Ainsi, « [l]'utilisation du terme “déchet” réfère […] à l'économie actuelle des matériaux, objets et pratiques culturelles - économie de recyclage où permutent facilement “valeur” et “invaleur”. Cependant, nous n'avons pas voulu proposer une “écologie” de la culture [référence à Nepveu?]
. S'il y a aujourd'hui une reconnaissance, voire une urgence de préserver la diversité culturelle sous toutes ses formes, et s'il est vrai que les frontières entre nature et culture deviennent à ce point étroites qu'il faille parler de “recyclage culturel”, il ne s'agit pas de confier la réflexion sur la valeur du passé à l'étroitesse d'un “programme écologique”. Comme l'exige [sic] la complexité et la diversité mêmes des mémoires, cette réflexion doit se déployer dans plusieurs directions » (21-22).
II. RECYCLAGES
« La notion de “recyclage” est convoquée ici à la faveur des ambiguïtés qui se nouent entre nature et culture, entre valeur et perte, entre manque et surplus, entre authenticité et artifice. Penser la culture à la fin du XXe siècle exige l'examen de ces ambiguïtés. La valeur du passé et la valeur de la culture s'y rejoignent dans la mesure où toutes ces “fins de l'histoire” annoncées ont ouvert notre présent à l'idée d'un épuisement culturel ; cet épuisement redonne à la notion de recyclage sa pertinence » (85).

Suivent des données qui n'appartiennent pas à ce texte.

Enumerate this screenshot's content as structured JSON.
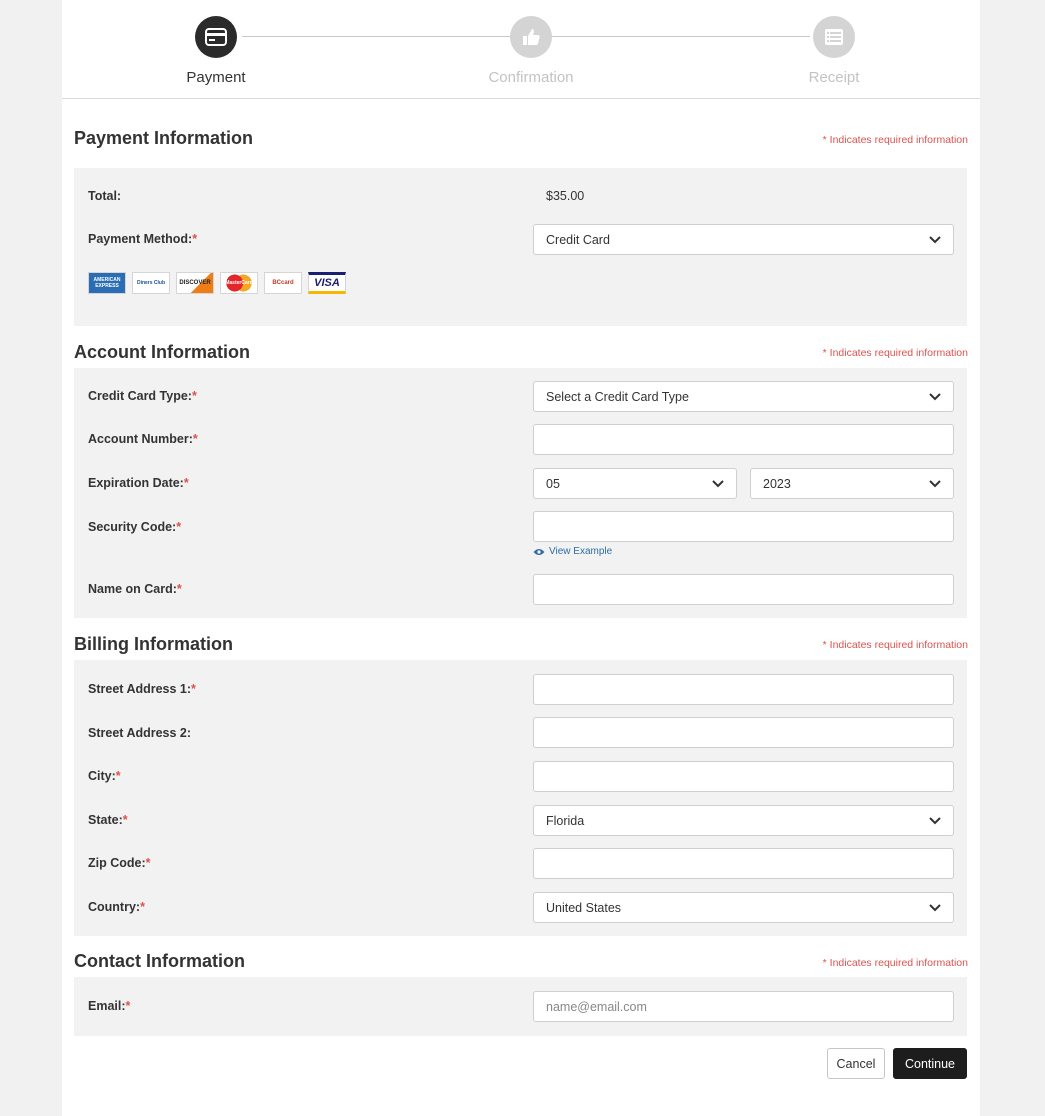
{
  "stepper": {
    "steps": [
      {
        "label": "Payment",
        "state": "active",
        "icon": "credit-card-icon"
      },
      {
        "label": "Confirmation",
        "state": "inactive",
        "icon": "thumbs-up-icon"
      },
      {
        "label": "Receipt",
        "state": "inactive",
        "icon": "list-icon"
      }
    ]
  },
  "required_note": "* Indicates required information",
  "payment": {
    "title": "Payment Information",
    "total_label": "Total:",
    "total_value": "$35.00",
    "method_label": "Payment Method:",
    "method_value": "Credit Card",
    "card_logos": [
      "AMERICAN EXPRESS",
      "Diners Club",
      "DISCOVER",
      "MasterCard",
      "BCcard",
      "VISA"
    ]
  },
  "account": {
    "title": "Account Information",
    "card_type_label": "Credit Card Type:",
    "card_type_value": "Select a Credit Card Type",
    "account_number_label": "Account Number:",
    "expiration_label": "Expiration Date:",
    "exp_month": "05",
    "exp_year": "2023",
    "security_label": "Security Code:",
    "view_example": "View Example",
    "name_label": "Name on Card:"
  },
  "billing": {
    "title": "Billing Information",
    "street1_label": "Street Address 1:",
    "street2_label": "Street Address 2:",
    "city_label": "City:",
    "state_label": "State:",
    "state_value": "Florida",
    "zip_label": "Zip Code:",
    "country_label": "Country:",
    "country_value": "United States"
  },
  "contact": {
    "title": "Contact Information",
    "email_label": "Email:",
    "email_placeholder": "name@email.com"
  },
  "actions": {
    "cancel": "Cancel",
    "continue": "Continue"
  },
  "colors": {
    "accent_dark": "#1d1d1d",
    "required": "#d9534f",
    "panel": "#f2f2f2"
  }
}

« [L]e recyclage est un processus qui dépend d'une logique pour le moins singulière : dans une économie qui recycle, tout déchet prend valeur de matériau potentiel, mais toute chose perd simultanément sa valeur en étant toujours vue comme déchet potentiel » (86).
« [E]n regardant de près les processus de recyclage, on voit que le déchet se définit également par la matérialité qui résiste en lui - ce qu'en d'autres termes on serait tenté d'appeler sa mémoire ; le matériau réclament ainsi sont statut de “chose” et peut aussi bien mener à la dépossession du sujet, à son congédiement » (86).

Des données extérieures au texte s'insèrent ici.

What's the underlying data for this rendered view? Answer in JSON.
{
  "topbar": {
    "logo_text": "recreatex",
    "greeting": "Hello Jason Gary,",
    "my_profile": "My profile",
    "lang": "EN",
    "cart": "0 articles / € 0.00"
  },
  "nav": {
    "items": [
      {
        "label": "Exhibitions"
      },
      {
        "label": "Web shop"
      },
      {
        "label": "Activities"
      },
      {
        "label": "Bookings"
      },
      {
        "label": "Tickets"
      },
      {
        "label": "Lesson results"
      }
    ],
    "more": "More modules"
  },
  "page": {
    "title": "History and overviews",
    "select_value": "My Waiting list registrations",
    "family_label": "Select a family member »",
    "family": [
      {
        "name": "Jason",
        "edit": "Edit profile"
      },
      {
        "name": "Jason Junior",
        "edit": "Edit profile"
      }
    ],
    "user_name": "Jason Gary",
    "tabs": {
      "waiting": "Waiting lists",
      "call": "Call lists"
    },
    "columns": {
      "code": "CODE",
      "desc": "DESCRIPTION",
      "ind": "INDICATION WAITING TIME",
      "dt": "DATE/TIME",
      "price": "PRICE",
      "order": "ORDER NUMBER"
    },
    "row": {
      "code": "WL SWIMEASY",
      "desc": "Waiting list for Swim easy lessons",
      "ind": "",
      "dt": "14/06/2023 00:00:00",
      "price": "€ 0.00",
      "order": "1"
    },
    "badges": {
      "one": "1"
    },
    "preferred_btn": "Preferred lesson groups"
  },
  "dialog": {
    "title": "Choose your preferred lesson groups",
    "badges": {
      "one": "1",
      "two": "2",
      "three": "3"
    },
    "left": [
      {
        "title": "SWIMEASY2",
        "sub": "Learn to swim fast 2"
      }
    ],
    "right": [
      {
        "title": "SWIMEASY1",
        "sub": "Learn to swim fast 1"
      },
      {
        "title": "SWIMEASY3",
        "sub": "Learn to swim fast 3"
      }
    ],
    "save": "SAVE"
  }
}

« [E]n cherchant à retourner à l'origine du recyclage, on est confronté à l'impossibilité de penser l'origine sans recours à l'idée de recyclage. Faut-il le rappeler, bien avant la production industrielle, la nature a toujours fait preuve d'une parfaite prédilection pour le recyclage, mêlant ainsi ce qu'elle crée quotidiennement à ce qu'elle décompose » (86).
« Le recyclage ne peut donc être tiré uniquement du côté d'une axiologie positive ou négative. Valorisé par une éthique écologiste, le même concept peut se voir congédié par une esthétique qui n'y verrait que soumission à l'ordre de la technique. Mais comme le démontrent les textes qui suivent, le devoir s'impose d'en interroger les incidences actuelles et d'en reconsidérer les origines sous forme de problème » (87).